A goal could be to get more people to attend as an audience, rather than to make more people create culture. Cultural policy is a top-down approach and policies are produced in one single sector of administration, like a ministry of culture or similar. As we look at the funding, still a clear majority of money goes to traditional art, which represents a narrow view of cultural policy.

‘The performative turn’ leads to new relations between art and audience and greater participation among people. Borders between art forms are blurred and culture is more about events instead of works of art.

The change is a challenge to traditional actors of culture policy and raises questions about which kind of culture should be funded. Despite of ‘the performative turn’, Skot-Hansen underlines that, cultural policy is still needed.

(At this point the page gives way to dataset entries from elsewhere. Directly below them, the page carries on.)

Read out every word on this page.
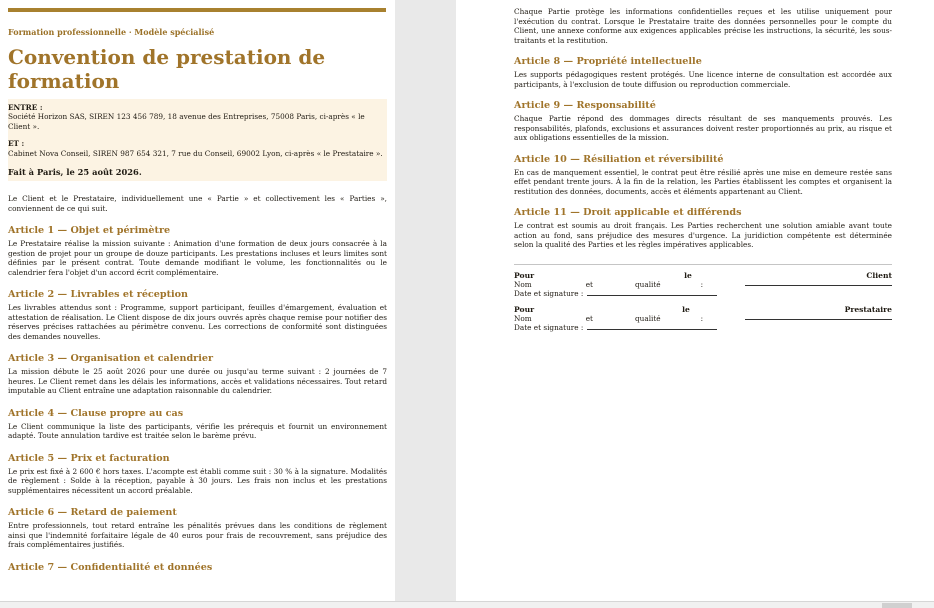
Formation professionnelle · Modèle spécialisé
Convention de prestation de formation
ENTRE :
Société Horizon SAS, SIREN 123 456 789, 18 avenue des Entreprises, 75008 Paris, ci-après « le Client ».
ET :
Cabinet Nova Conseil, SIREN 987 654 321, 7 rue du Conseil, 69002 Lyon, ci-après « le Prestataire ».
Fait à Paris, le 25 août 2026.

Le Client et le Prestataire, individuellement une « Partie » et collectivement les « Parties », conviennent de ce qui suit.

Article 1 — Objet et périmètre

Le Prestataire réalise la mission suivante : Animation d'une formation de deux jours consacrée à la gestion de projet pour un groupe de douze participants. Les prestations incluses et leurs limites sont définies par le présent contrat. Toute demande modifiant le volume, les fonctionnalités ou le calendrier fera l'objet d'un accord écrit complémentaire.

Article 2 — Livrables et réception

Les livrables attendus sont : Programme, support participant, feuilles d'émargement, évaluation et attestation de réalisation. Le Client dispose de dix jours ouvrés après chaque remise pour notifier des réserves précises rattachées au périmètre convenu. Les corrections de conformité sont distinguées des demandes nouvelles.

Article 3 — Organisation et calendrier

La mission débute le 25 août 2026 pour une durée ou jusqu'au terme suivant : 2 journées de 7 heures. Le Client remet dans les délais les informations, accès et validations nécessaires. Tout retard imputable au Client entraîne une adaptation raisonnable du calendrier.

Article 4 — Clause propre au cas

Le Client communique la liste des participants, vérifie les prérequis et fournit un environnement adapté. Toute annulation tardive est traitée selon le barème prévu.

Article 5 — Prix et facturation

Le prix est fixé à 2 600 € hors taxes. L'acompte est établi comme suit : 30 % à la signature. Modalités de règlement : Solde à la réception, payable à 30 jours. Les frais non inclus et les prestations supplémentaires nécessitent un accord préalable.

Article 6 — Retard de paiement

Entre professionnels, tout retard entraîne les pénalités prévues dans les conditions de règlement ainsi que l'indemnité forfaitaire légale de 40 euros pour frais de recouvrement, sans préjudice des frais complémentaires justifiés.

Article 7 — Confidentialité et données

Chaque Partie protège les informations confidentielles reçues et les utilise uniquement pour l'exécution du contrat. Lorsque le Prestataire traite des données personnelles pour le compte du Client, une annexe conforme aux exigences applicables précise les instructions, la sécurité, les sous-traitants et la restitution.

Article 8 — Propriété intellectuelle

Les supports pédagogiques restent protégés. Une licence interne de consultation est accordée aux participants, à l'exclusion de toute diffusion ou reproduction commerciale.

Article 9 — Responsabilité

Chaque Partie répond des dommages directs résultant de ses manquements prouvés. Les responsabilités, plafonds, exclusions et assurances doivent rester proportionnés au prix, au risque et aux obligations essentielles de la mission.

Article 10 — Résiliation et réversibilité

En cas de manquement essentiel, le contrat peut être résilié après une mise en demeure restée sans effet pendant trente jours. À la fin de la relation, les Parties établissent les comptes et organisent la restitution des données, documents, accès et éléments appartenant au Client.

Article 11 — Droit applicable et différends

Le contrat est soumis au droit français. Les Parties recherchent une solution amiable avant toute action au fond, sans préjudice des mesures d'urgence. La juridiction compétente est déterminée selon la qualité des Parties et les règles impératives applicables.

Pour	le	Client
Nom	et	qualité	:
Date et signature :
Pour	le	Prestataire
Nom	et	qualité	:
Date et signature :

Cultural planning is defined (by Mercer, 2002) as:

the strategic and integral use of cultural resources in community development” 


It takes place in a geographic space – in a city, suburb or in a site in the city etc. Cultural planning broads the idea and concept of culture and sees culture as a way of life.

Culture is a way we act in everyday life. Cultural planning includes a bottom-up approach in the planning for diverse lifestyles and subcultures. Cultural planning focuses on resources, relevance and relations.

Cultural mapping is part of a cultural planning process. The aim is to map both quantitative and qualitative features of a space, like population profile, ethnic groups, art-related workplaces, natural and build cultural heritage, etc. (quantitative) and sense of place, cultural attitudes, lifestyle and subcultures (qualitative).

A broad definition of culture has also raised some criticism. ‘Culture’ in cultural planning can be seen almost as anything and everything. That is problematic, since we must try to speak about the same thing.


“The Performative City is playful, dense, and replete with potentiality. It is characterized by enchanted encounters, unexpected and engaging experiences and spaces where anything might and even should happen.” (Inspired by Houston, 1994)


Three strategies towards the performative city are:

  1. re-enchanting public space 
  2. re-ritualization of the city
  3. re-thinking the relationship between performance, audience and place


Festivals can re-ritualize the city and bring people together and influence people’s ideas about the city.

“At their best, festivals culminate in a ‘festival moment’, creating a momentum born of dramaturgical excellence and high quality content, a powerful experience bringing together audience, festival performers and organiseres” (Silvanto & Hellman, 2005).



Re-enchanting public space allows and encourages strangers to interact. Re-enchanting places should be “sites of potentiality, difference and delightful encounters”. Also, art can make the place more alive and open – art can be an unexpected element, an intervention which ads openness of the place.

Performative city re-thinks the relationship between performance, audience and the place where meaning is created.


Dorte-Skot underlines that cultural policy is still needed after the performative turn. The production of content, the insistence of quality and need for curating is something that cultural policies can offer. Some level of “quality” is still needed. Funding is often also provided through cultural policy.

We also need cultural policy; the process cannot be fully bottom-up. Metropolis, (Københavns Internationale Teater), is an example of a “broker” or horizontal actor who is also working with the cultural policy sector, but at the same time puts ideas of performative city into practise.

 Cultural institutions need to get out from their traditional role – create activities to increase participation of people. There have been some successful examples, like pop-up libraries at the Roskilde festival etc.